When the principal characters – three employees of this dilapidated movie house – look at the screen, they’re looking at us, and we, of course, are looking at them.
Designer James Kronzer’s seedy set feels as real as the spilled popcorn the ushers are forever sweeping off the floor.
But The Flick isn’t just a slice of verisimilitude. It’s an examination of what we truly value, of isolation and friendship, the workplace and the class system, and, on the most basic level, the difference between right and wrong.
That’s a lot of thematic heft -- even for a play that runs more than three hours. But playwright Baker adroitly works depth into this seemingly mundane drama. And, you’re always fully engaged in the uncertain futures of “The Flick’s” three struggling, small-town employees.
In solid dramatic tradition, the action revolves around a newcomer who upsets the order of things. The play begins on Avery’s first day, as Sam -- the employee with the most seniority -- shows him the ropes.

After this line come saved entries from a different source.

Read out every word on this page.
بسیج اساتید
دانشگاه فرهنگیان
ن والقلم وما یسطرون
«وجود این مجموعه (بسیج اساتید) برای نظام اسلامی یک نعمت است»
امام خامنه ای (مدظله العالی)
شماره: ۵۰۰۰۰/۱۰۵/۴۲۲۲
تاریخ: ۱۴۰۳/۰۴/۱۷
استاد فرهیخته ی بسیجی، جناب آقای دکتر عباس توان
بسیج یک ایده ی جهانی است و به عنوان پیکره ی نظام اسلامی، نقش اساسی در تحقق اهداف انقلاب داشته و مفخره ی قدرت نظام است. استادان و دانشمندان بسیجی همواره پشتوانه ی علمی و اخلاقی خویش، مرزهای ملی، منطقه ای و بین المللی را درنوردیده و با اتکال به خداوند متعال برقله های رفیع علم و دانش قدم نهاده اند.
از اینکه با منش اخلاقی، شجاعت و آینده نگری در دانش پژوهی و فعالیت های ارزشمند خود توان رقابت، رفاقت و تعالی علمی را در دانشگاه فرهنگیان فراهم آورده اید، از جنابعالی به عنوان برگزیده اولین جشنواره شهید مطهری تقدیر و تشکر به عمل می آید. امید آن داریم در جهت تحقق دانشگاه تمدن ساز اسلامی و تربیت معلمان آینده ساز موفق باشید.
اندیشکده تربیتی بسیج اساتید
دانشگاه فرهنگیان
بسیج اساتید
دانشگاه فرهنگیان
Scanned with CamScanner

ThaddeusMcCants portrays Avery as initially terrified as well as disgusted by the clean-up tasks the ushers perform between showings. McCants overdoes the anxiety of this character, who turns out to be practically a film savant.
Avery’s a fierce advocate of celluloid over digital. He’s memorized “Pulp Fiction,” and he’s adamant that there hasn’t been a great American movie since. Or so he insists to co-worker Sam, played by Evan Casey as the soul of all that is ordinary.
Avery doesn’t quite fit in. He’s especially uncomfortable with certain financial arrangements Sam has made with the projectionist -- a green-haired, nose-pierced young woman named Rose.
Laura C. Harris’ Rose is a would-be free spirit with issues of her own. One of them, according to Avery, is that she’s not a movie fan.
Playwright Baker takes her time in The Flick -- as the pauses in Rose’s speech suggest. Everything on stage takes its time. But Baker’s script and Joe Calarco’s knowing direction never flag.
As we learn about these characters, we also learn about a society in which self-sufficiency takes on Darwinian proportions and new technology is almost always valued over old.
With amusing irony, Annie Baker conveys this in a highly theatrical play about a medium – film -- that cynics once feared would replace live theater.
Avery may believe the quality of American movies have declined in the last decade. The Flick is a recent indication that the same cannot be said of theater.
The Flick continues at Signature Theatre in Arlington, VA, through April 24.